MODEL=$(smartctl -i $DEV 2>/dev/null | grep "Device Model\|Model Number" | awk -F: '{print $2}')
HOURS=$(smartctl -A $DEV 2>/dev/null | grep "Power_On_Hours" | awk '{print $10}')
HEALTH=$(smartctl -H $DEV 2>/dev/null | grep "result:" | awk '{print $NF}')
echo " Model: $MODEL"
echo " Hours: $HOURS"
echo " Health: $HEALTH"
# Check for concerning attributes
PENDING=$(smartctl -A $DEV 2>/dev/null | grep "Current_Pending_Sector" | awk '{print $10}')
REALLOCATED=$(smartctl -A $DEV 2>/dev/null | grep "Reallocated_Sector_Ct" | awk '{print $10}')
[ "$PENDING" -gt 0 ] 2>/dev/null && echo " *** WARNING: Pending sectors: $PENDING ***"
[ "$REALLOCATED" -gt 0 ] 2>/dev/null && echo " *** WARNING: Reallocated sectors: $REALLOCATED ***"
echo ""
done
EOF
sudo chmod +x /usr/local/bin/disk-health-check.sh
# Run it
sudo /usr/local/bin/disk-health-check.sh
# Schedule it with cron
echo "0 6 * * * root /usr/local/bin/disk-health-check.sh | mail -s 'Daily Disk Health' [email protected]" | \
sudo tee /etc/cron.d/disk-health-check
Troubleshooting
"SMART support is: Unavailable":
# Try with explicit device type
sudo smartctl -d sat /dev/sda # For SATA drives behind adapters
sudo smartctl -d scsi /dev/sda # For SAS drives
sudo smartctl -d nvme /dev/nvme0 # For NVMe
# For drives behind RAID controllers, use specific driver
sudo smartctl -d megaraid,0 /dev/sda # LSI/Avago MegaRAID slot 0
sudo smartctl -d 3ware,0 /dev/twa0 # 3Ware RAID
Self-test won't run:
# Check if SMART is enabled on the drive
sudo smartctl -i /dev/sda | grep "SMART support is"
# Enable SMART if disabled
sudo smartctl -s on /dev/sda
smartd not sending emails:
# Test postfix is working
echo "test" | mail -s "test" [email protected]
# Check smartd logs for email errors
sudo journalctl -u smartd | grep -i "mail\|email"

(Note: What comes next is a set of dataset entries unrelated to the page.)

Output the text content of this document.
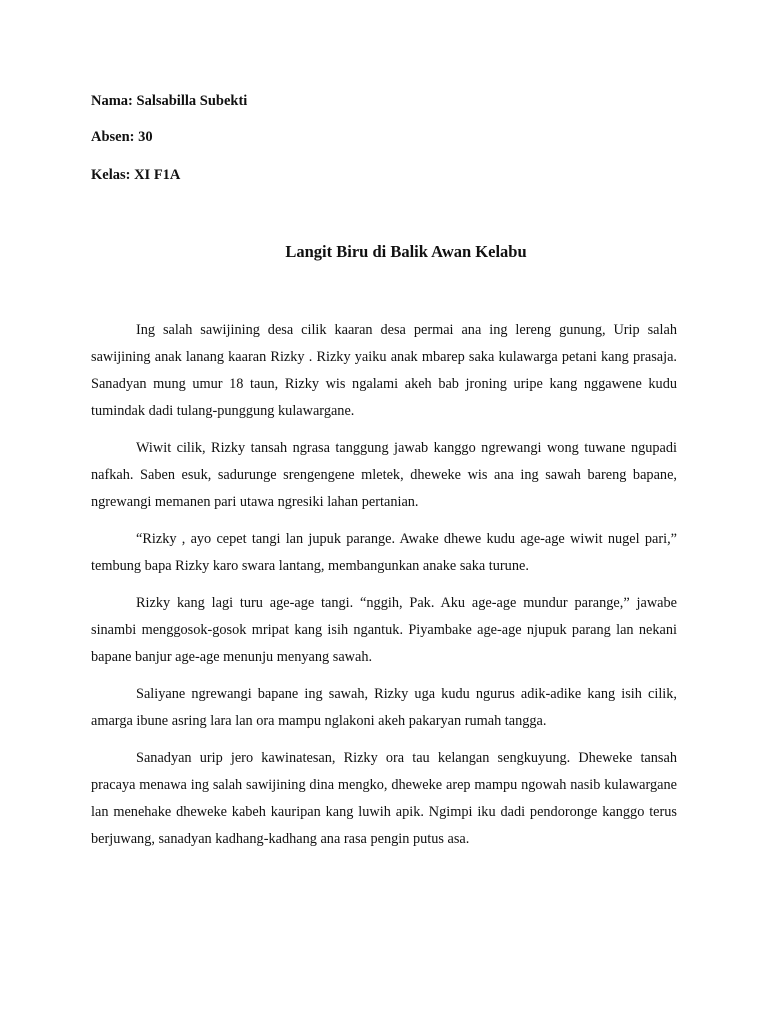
Nama: Salsabilla Subekti

Absen: 30

Kelas: XI F1A

Langit Biru di Balik Awan Kelabu

Ing salah sawijining desa cilik kaaran desa permai ana ing lereng gunung, Urip salah sawijining anak lanang kaaran Rizky . Rizky yaiku anak mbarep saka kulawarga petani kang prasaja. Sanadyan mung umur 18 taun, Rizky wis ngalami akeh bab jroning uripe kang nggawene kudu tumindak dadi tulang-punggung kulawargane.

Wiwit cilik, Rizky tansah ngrasa tanggung jawab kanggo ngrewangi wong tuwane ngupadi nafkah. Saben esuk, sadurunge srengengene mletek, dheweke wis ana ing sawah bareng bapane, ngrewangi memanen pari utawa ngresiki lahan pertanian.

“Rizky , ayo cepet tangi lan jupuk parange. Awake dhewe kudu age-age wiwit nugel pari,” tembung bapa Rizky karo swara lantang, membangunkan anake saka turune.

Rizky kang lagi turu age-age tangi. “nggih, Pak. Aku age-age mundur parange,” jawabe sinambi menggosok-gosok mripat kang isih ngantuk. Piyambake age-age njupuk parang lan nekani bapane banjur age-age menunju menyang sawah.

Saliyane ngrewangi bapane ing sawah, Rizky uga kudu ngurus adik-adike kang isih cilik, amarga ibune asring lara lan ora mampu nglakoni akeh pakaryan rumah tangga.

Sanadyan urip jero kawinatesan, Rizky ora tau kelangan sengkuyung. Dheweke tansah pracaya menawa ing salah sawijining dina mengko, dheweke arep mampu ngowah nasib kulawargane lan menehake dheweke kabeh kauripan kang luwih apik. Ngimpi iku dadi pendoronge kanggo terus berjuwang, sanadyan kadhang-kadhang ana rasa pengin putus asa.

# Test with smartd's test mode
sudo smartd -q onecheck -d
Conclusion
Smartmontools provides early warning of drive failures through SMART attribute monitoring, automated self-tests, and real-time daemon monitoring. Reallocated sectors, pending sectors, and uncorrectable errors are the most reliable failure predictors — any non-zero value warrants immediate backup verification and drive replacement planning. Integrate smartd with your alerting system to catch failures before they cause data loss.